Grant's Vicksburg Campaign


—On this date, in Guiney Station, Virginia, General Stonewall Jackson, recovering from his amputation, contracts pneumonia, and Dr. McGuire begins to administer mustard plasters, warm blankets, and bleeding.


—In Mississippi, Gen. Ulysses S. Grant sends his three corps on two roads, from Rocky Springs and Hankinson’s Ferry on a quick march toward Fourteen-Mile Creek. His aim is to cut and disrupt the supply lines to Vicksburg by taking the railroads and the state capital of Jackson, where the railroads all meet.

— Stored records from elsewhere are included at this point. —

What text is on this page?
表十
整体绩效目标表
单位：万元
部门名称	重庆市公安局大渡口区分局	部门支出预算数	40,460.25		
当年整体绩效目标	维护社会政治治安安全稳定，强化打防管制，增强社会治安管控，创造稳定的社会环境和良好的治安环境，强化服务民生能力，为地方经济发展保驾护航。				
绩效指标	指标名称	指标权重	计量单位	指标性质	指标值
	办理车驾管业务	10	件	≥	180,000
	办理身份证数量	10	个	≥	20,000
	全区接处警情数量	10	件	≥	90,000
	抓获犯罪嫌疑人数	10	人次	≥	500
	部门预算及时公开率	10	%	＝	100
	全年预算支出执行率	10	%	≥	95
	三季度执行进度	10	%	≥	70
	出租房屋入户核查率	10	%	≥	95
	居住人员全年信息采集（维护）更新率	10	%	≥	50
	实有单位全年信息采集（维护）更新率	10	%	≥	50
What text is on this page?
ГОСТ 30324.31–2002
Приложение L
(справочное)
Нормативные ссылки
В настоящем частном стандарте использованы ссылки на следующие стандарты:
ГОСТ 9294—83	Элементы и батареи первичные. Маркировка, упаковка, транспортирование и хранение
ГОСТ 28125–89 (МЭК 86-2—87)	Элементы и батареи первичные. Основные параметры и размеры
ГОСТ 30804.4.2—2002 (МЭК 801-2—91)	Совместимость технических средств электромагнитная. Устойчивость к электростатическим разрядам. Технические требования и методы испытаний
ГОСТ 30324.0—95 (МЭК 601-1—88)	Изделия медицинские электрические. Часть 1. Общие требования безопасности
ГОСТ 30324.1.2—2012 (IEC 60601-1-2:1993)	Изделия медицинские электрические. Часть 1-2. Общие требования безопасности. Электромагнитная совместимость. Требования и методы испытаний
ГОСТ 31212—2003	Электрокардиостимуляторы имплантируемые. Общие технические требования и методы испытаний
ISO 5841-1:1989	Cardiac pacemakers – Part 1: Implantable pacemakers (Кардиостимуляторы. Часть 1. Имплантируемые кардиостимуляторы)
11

—Maj. Gen. Earl Van Dorn, ever the dashing cavalier and "framed to make all women false" (Shakespeare, Othello), was sitting at his desk at his headquarters in Spring Hill, Tennessee, when Dr. James Bodie Peters came in and shot Van Dorn in the back of the head, because Van Dorn had been having an affair with his wife, Jessie. Although Dr. Peters is arrested for the shooting, he is never put on trial or convicted for the crime.

 
Maj. Gen. Earl Van Dorn, CSA -- R.I.P.

—Sergeant Alexander G. Downing of the 11th Iowa Infantry Regiment in Grant’ army, writes in his journal about recent action in Mississippi, and longs for his rear-echelon regiment to go to the front:
 
Thursday, 7th—One hundred and fifty prisoners captured at Grand Gulf were taken past here this morning; they all looked quite downhearted. A large train of provisions passed here for the army below. The roads are drying fast, which is making the hauling and marching better. The boys are all anxious to leave this place and move to the front. This is a low, unhealthy locality. An old negro here has picked up more than a thousand overcoats and blankets and is storing them away in his hut. These are thrown aside by the men marching out from the landing. On becoming warm and getting tired of their loads, they begin to unload about the first day’s march.
 

—Osborne H. Oldroyd, of the Union Army, speculates on the regular devastation that visits the Southern people in the course of the war:
 
They are just beginning to open their eyes to war’s career of devastation. They must not complain when they go out to the barnyard in the morning and find a hog or two missing at roll-call, or a few chickens less to pick corn and be picked in turn for the pot. I think these southern people will be benefited by the general diffusion of information which our army is introducing; and after the war new enterprise and better arts will follow—the steel plow, for instance, in place of the bull-tongue or old root that has been in use here so long to scratch the soil. The South must suffer, but out of that suffering will come wisdom.